In refreshingly sharp contrast to the vagueness and uncertainty which beset the definition of a mental fact are the palpable concreteness and definiteness of knowledge itself. Every science, even history and philosophy, are instances of it. What constitutes a knowledge ought to be as definite and precise a question as could be asked. That logic has made no more progress than it has in the answer to it appears to be due to the fact that it has not sufficiently grasped the significance of its own simplicity. Knowledge has been the important business of thinking man, and he ought to be able to tell what he does in order to know, as readily as he tells what he does in order to build a house. And that is why the Aristotelian logic has held its own so long. In that logic, "the master of them that know" simply rehearsed the way he had systematized his own stores of knowledge. Naturally we, so far as we have followed his methods, have had practically nothing to add. In our efforts to improve on him, we have too often left the right way and followed the impossible method inaugurated by Locke. Had we examined with greater persistence our own methods of making science, we should have profited more. The introduction of psychology, instead of helping the situation, only confuses it.

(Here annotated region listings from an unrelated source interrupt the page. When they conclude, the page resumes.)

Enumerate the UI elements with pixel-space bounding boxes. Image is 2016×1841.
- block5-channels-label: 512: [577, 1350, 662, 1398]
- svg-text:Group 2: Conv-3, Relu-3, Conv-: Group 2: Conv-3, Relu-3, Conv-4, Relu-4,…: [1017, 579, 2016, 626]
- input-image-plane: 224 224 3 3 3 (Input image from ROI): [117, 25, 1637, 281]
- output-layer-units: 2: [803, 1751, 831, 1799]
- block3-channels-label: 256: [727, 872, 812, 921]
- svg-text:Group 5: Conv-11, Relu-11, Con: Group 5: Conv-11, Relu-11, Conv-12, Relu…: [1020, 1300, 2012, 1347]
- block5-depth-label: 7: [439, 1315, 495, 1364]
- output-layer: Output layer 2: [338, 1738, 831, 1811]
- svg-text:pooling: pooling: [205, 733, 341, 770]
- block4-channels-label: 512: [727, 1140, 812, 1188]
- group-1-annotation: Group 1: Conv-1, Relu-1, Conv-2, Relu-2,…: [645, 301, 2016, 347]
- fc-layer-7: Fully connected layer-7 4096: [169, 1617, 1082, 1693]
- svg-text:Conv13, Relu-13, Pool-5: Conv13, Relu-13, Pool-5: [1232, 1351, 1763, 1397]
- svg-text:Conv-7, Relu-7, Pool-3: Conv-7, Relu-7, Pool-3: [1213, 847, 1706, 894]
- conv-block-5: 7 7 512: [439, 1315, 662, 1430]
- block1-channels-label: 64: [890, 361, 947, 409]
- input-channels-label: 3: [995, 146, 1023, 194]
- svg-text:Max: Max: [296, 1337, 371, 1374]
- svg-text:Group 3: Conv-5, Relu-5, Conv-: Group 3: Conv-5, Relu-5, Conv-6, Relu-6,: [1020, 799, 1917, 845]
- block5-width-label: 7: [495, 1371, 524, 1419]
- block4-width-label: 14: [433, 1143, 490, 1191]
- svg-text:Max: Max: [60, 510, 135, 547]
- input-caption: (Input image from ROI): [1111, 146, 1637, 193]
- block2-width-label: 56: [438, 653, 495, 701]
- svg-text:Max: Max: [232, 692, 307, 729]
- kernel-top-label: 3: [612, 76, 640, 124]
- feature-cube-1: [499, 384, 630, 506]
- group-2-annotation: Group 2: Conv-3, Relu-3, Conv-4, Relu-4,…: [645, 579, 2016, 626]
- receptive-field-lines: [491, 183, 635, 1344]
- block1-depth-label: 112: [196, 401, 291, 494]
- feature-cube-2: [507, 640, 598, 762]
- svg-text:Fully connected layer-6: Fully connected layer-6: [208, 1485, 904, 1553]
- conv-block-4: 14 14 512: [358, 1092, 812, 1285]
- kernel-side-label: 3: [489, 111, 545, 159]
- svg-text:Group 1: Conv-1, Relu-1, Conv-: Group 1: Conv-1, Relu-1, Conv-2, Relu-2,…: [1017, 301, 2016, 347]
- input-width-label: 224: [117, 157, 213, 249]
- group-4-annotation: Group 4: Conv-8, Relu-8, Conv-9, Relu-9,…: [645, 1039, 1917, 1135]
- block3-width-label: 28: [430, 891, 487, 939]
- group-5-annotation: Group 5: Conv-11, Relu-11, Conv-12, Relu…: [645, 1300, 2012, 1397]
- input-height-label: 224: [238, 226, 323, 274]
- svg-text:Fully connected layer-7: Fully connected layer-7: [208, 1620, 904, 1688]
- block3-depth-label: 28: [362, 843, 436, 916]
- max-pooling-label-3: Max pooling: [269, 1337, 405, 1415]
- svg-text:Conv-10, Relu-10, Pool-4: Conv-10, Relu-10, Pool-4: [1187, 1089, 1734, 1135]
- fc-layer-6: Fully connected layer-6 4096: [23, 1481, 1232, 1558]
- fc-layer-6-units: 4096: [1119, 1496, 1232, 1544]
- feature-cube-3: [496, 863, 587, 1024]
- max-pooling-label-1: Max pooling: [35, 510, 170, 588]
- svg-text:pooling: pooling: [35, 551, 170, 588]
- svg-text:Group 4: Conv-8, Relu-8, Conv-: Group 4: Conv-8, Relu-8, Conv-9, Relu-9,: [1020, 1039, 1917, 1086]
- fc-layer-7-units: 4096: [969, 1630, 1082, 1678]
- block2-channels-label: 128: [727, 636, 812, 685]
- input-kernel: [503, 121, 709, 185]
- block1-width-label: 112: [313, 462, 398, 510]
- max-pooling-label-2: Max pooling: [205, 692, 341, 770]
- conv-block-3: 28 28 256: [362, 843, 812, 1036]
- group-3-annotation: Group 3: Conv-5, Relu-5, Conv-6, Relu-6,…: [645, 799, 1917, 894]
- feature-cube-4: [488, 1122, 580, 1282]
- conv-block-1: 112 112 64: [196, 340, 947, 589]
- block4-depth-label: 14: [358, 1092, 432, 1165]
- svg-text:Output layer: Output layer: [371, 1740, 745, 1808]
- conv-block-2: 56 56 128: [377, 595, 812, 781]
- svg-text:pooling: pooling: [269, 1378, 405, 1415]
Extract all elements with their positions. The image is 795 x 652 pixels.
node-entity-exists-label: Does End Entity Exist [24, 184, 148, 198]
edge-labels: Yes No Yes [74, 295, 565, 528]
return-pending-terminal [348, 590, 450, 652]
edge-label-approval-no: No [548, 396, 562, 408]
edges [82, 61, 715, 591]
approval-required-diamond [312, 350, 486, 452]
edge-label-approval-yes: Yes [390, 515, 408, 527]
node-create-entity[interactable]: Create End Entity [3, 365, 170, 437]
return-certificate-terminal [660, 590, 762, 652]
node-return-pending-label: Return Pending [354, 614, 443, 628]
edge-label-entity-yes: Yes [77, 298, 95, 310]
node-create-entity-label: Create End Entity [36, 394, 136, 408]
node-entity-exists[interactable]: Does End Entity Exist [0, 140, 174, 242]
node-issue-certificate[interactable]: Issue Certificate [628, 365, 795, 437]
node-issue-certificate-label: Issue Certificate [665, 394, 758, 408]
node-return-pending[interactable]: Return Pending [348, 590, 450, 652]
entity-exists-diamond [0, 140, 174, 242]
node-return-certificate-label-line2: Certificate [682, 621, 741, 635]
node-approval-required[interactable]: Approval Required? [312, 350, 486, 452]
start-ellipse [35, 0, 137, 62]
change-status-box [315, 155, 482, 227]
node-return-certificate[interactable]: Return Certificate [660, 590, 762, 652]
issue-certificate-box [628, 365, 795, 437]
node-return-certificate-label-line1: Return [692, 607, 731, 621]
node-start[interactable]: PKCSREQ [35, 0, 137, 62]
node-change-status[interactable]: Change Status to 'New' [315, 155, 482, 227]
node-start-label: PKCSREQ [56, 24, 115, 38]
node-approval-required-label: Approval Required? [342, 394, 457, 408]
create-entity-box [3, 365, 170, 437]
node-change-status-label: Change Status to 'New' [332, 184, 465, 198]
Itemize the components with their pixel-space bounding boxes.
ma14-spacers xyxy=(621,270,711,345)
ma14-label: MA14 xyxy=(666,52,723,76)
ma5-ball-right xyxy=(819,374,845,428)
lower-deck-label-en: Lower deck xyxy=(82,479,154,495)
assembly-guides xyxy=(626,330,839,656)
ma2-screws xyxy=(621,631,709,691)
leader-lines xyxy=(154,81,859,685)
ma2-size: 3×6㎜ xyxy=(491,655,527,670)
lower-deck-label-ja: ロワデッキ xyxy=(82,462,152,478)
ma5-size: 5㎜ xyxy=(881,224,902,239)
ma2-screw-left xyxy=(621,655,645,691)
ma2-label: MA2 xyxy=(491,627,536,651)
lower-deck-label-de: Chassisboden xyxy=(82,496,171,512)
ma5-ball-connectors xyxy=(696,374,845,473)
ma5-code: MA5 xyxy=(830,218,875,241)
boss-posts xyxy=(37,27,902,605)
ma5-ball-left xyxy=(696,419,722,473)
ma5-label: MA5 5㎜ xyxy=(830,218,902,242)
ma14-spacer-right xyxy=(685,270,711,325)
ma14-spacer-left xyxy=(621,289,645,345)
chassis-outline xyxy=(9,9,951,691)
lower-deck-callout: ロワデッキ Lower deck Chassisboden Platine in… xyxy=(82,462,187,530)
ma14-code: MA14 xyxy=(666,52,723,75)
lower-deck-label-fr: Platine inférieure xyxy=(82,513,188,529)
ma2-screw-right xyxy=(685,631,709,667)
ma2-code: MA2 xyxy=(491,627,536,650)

Let it be granted, however, in spite of the vagueness of what is meant by a mental fact, that logical processes are also mental processes. This fact has, as I have already suggested, an important bearing on their genesis, and sets very definite limits to the freedom of thought in creating. It is not, however, as mental processes that they have the value of knowledge. A mental process which is knowledge purports to be connected with something other than itself, something which may not be a mental process at all. This connection should be investigated, but the investigation of it belongs, not to psychology, but to logic.
I am well aware that this conclusion runs counter to some metaphysical doctrines, and especially to idealism in all its forms, with the epistemologies based thereon. It is, of course, impossible here to defend my position by an elaborate analysis of these metaphysical systems. But I will say this. I am in entire agreement with idealism in its claim that questions of knowledge and of the nature of reality cannot ultimately be separated, because we can know reality only as we know it. But the general question as to how we know reality can still be raised. By this I do not mean the question, how is it possible for us to have knowledge at all, or how it is possible for reality to be known at all, but how, as a matter of fact, we actually do know it? That we really do know it, I would most emphatically claim. Still further, I would claim that what we know about it is determined, not by the fact that we can know in general, but by the way reality, as distinct from our knowledge, has determined. These ways appear to me to be ascertainable, and form, thus, undoubtedly, a section of metaphysics. But the metaphysics will naturally be realistic rather than idealistic.